Eu era um jovem imberbe e muito saradinho ainda, cabelo na testa, botinha sem meia, calça calhambeque, o país do milagre (que não houve) vivia a época charmosa dos festivais, caminhando e cantando e seguindo a canção, eu reparei num jovem que, no festival Universitário da TV Cultura era a própria imagem do boêmio com talento e lucidez, além do nome diferente e do poema-canção salpicando de lamento nosso chão, em Helena, Helena, Helena... Um hino ao amor.

Bons tempos aqueles.

O jovem Taiguara era ótimo e simpático cantor, bonito e de presença iluminada em palcos e shows, além de músico de vários instrumentos e, pasmem, ainda excelente letrista, fora de série mesmo. Quem não se lembra de Hoje, Universo no Teu Corpo e outras canções eternas, inesquecíveis. Confesso, do fundo do meu coração, estava lhe devendo essa crônica, até já generosamente pedida por um amigo virtual que banca um site pra esse Taiguara Brasileiríssimo Pela Própria Natureza de Ser Grande...
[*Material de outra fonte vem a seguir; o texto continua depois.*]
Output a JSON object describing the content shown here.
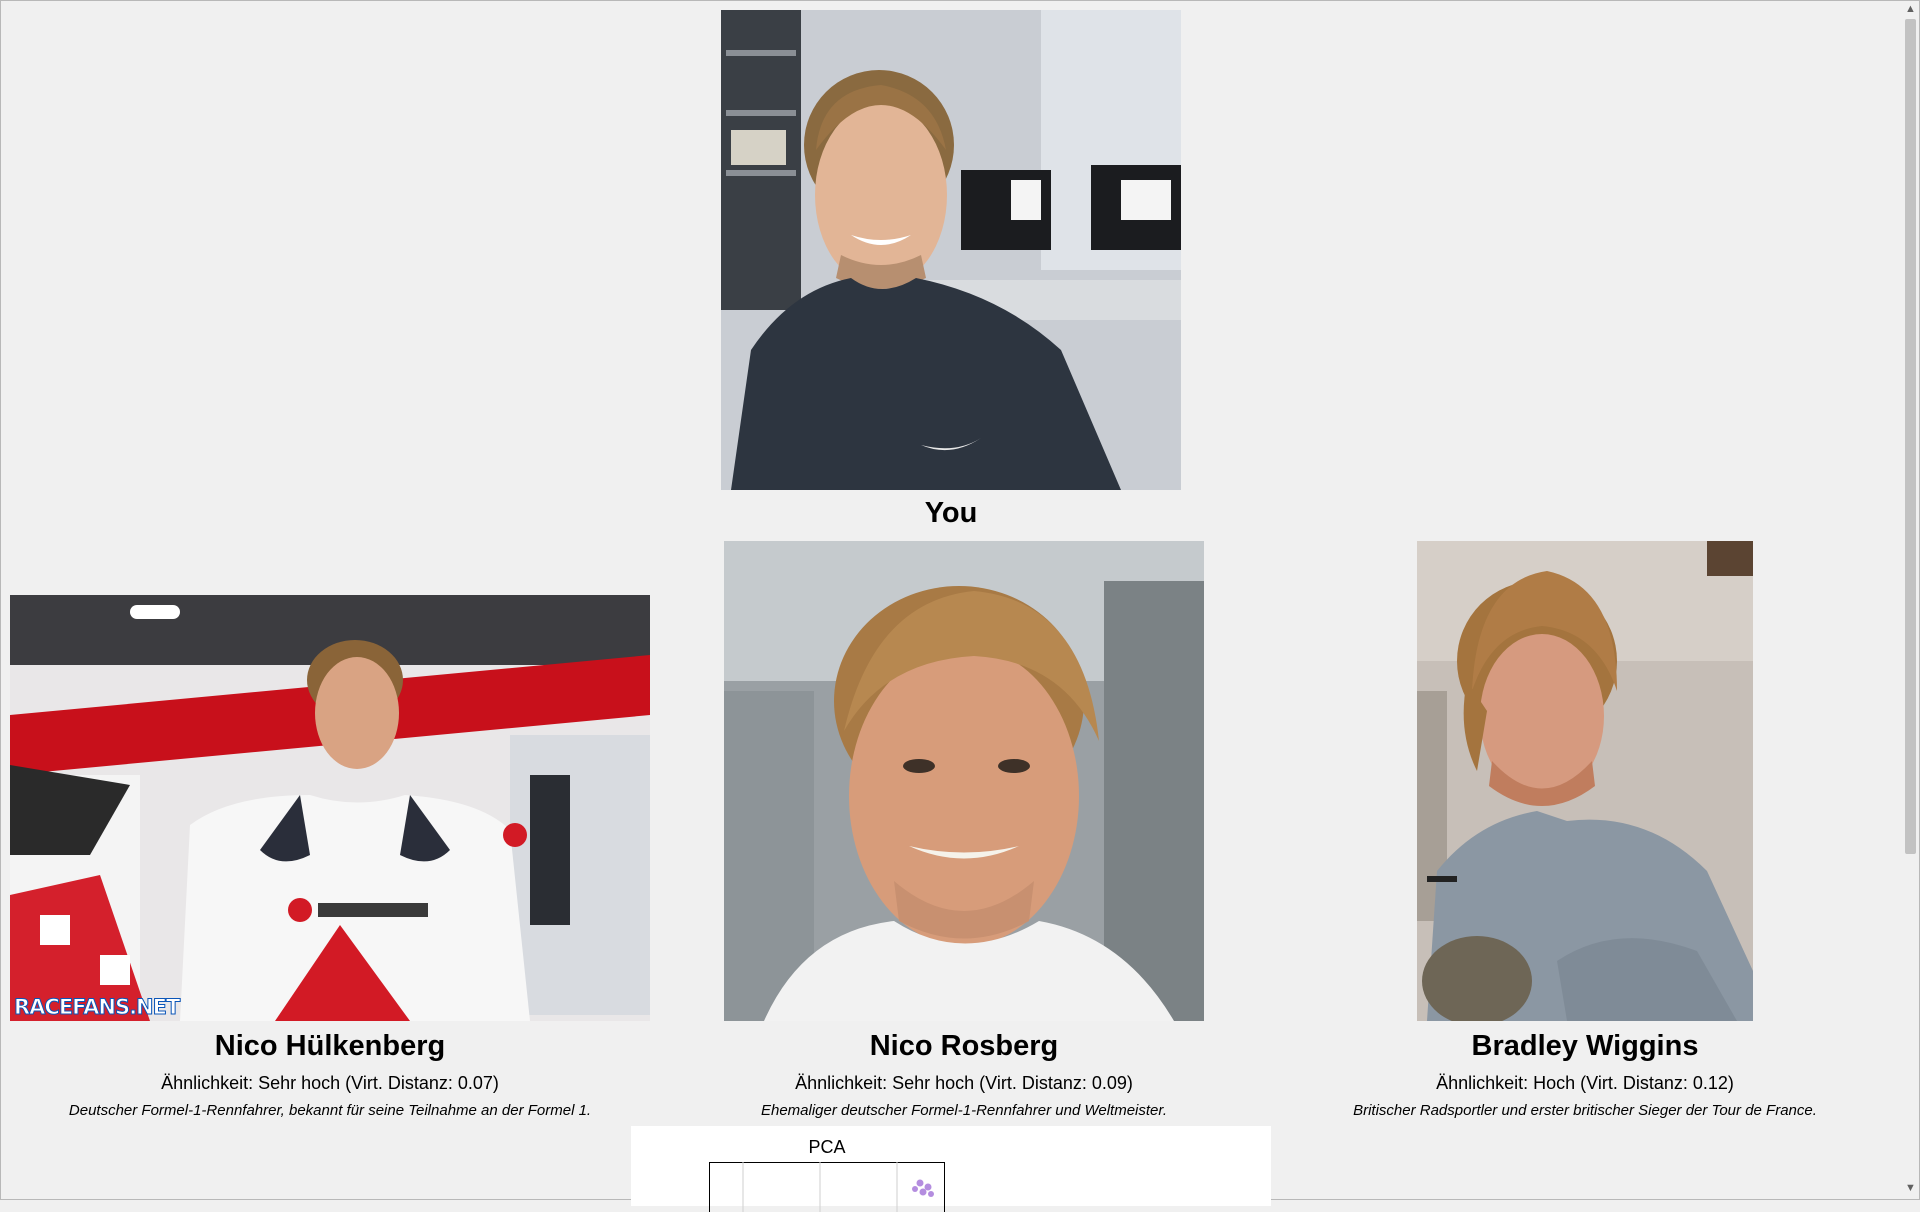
{
  "you": {
    "label": "You"
  },
  "matches": [
    {
      "name": "Nico Hülkenberg",
      "similarity": "Ähnlichkeit: Sehr hoch (Virt. Distanz: 0.07)",
      "description": "Deutscher Formel-1-Rennfahrer, bekannt für seine Teilnahme an der Formel 1.",
      "photo_watermark": "RACEFANS.NET"
    },
    {
      "name": "Nico Rosberg",
      "similarity": "Ähnlichkeit: Sehr hoch (Virt. Distanz: 0.09)",
      "description": "Ehemaliger deutscher Formel-1-Rennfahrer und Weltmeister."
    },
    {
      "name": "Bradley Wiggins",
      "similarity": "Ähnlichkeit: Hoch (Virt. Distanz: 0.12)",
      "description": "Britischer Radsportler und erster britischer Sieger der Tour de France."
    }
  ],
  "pca": {
    "title": "PCA"
  },
  "scrollbar": {
    "up_icon": "chevron-up-icon",
    "down_icon": "chevron-down-icon"
  }
}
Tive a oportunidade - muito tempo depois, já migrante de vinte e poucos anos em Sampa - de morar no mesmo quarto que ele morou numa pensão no Bixiga, na Rua Nestor Esteves da Natividade, Bela Bela Vista, num quarto adjacente que ele repartia em áureos tempos com o Vandré, do hino Para Não Dizer Que Não falei de Flores...

Eu tinha orgulho disso. Sabia de cor e salteado as belas canções dele, com os arranjos magistrais, com a sua produção maravilhosa e sua voz limpa como um céu de primavera de setembro da Estância Boêmia de Itararé.

Entre forfés e noites de gandaia, imitando Milton Nascimento, Caetano Veloso ou Elis Regina nas noites de reinações & farras no Bixiga, eu discutia Taiguara, contava lendas sobre ele, mas não tinha coragem de imitá-lo porque ele, todo próprio, tinha uma magia única, um brilho todo próprio. Mas eu sabia as músicas Viagem, Berço de Marcela, Teu Sonho Não Acabou, Maria do Futuro, e, principalmente Amanda. Acho que se eu tivesse uma filha, teria o nome de Amanda. 'Amanda, perdi pela Viagem/A força e a coragem...'

E ele gravou ainda Ivan Lins, Ruy Maurity, Dolores Duran, Alberto Land, Garoto, Vinícius de Morais, Chico Buarque, Sérgio Bittencourt, Luiz Viera e Renato Teixeira. Pelo rol de seus compositores prediletos, sendo ele mesmo um, imaginem os discos deles. Todos raros. Valiosos. Tenho todos os long-plays que pra mim valem ouro.

Num desses, na capa, ao lado de um portão agreste, com um violão e uma cabana tosca ao fundo, Taiguara parece dizer o que ele era exatamente: um guerreiro procurando paz, porque tinha luz toda própria na harmonia, melodia e ritmo, mas, principalmente nas letras altamente poéticas, criativas, diferentes, especiais, ou na voz que, com seu timbral avelã subia e descia tons, levando e trazendo imagens e emoções.

Ele deve ter milhões de fãs. Conheço centenas de Amandas. Vende muito também hoje. Seus cedês são procurados e seus discos em vinil valem ouro no mercado negro. Mais: como ele faz falta, pois morreu tão cedo...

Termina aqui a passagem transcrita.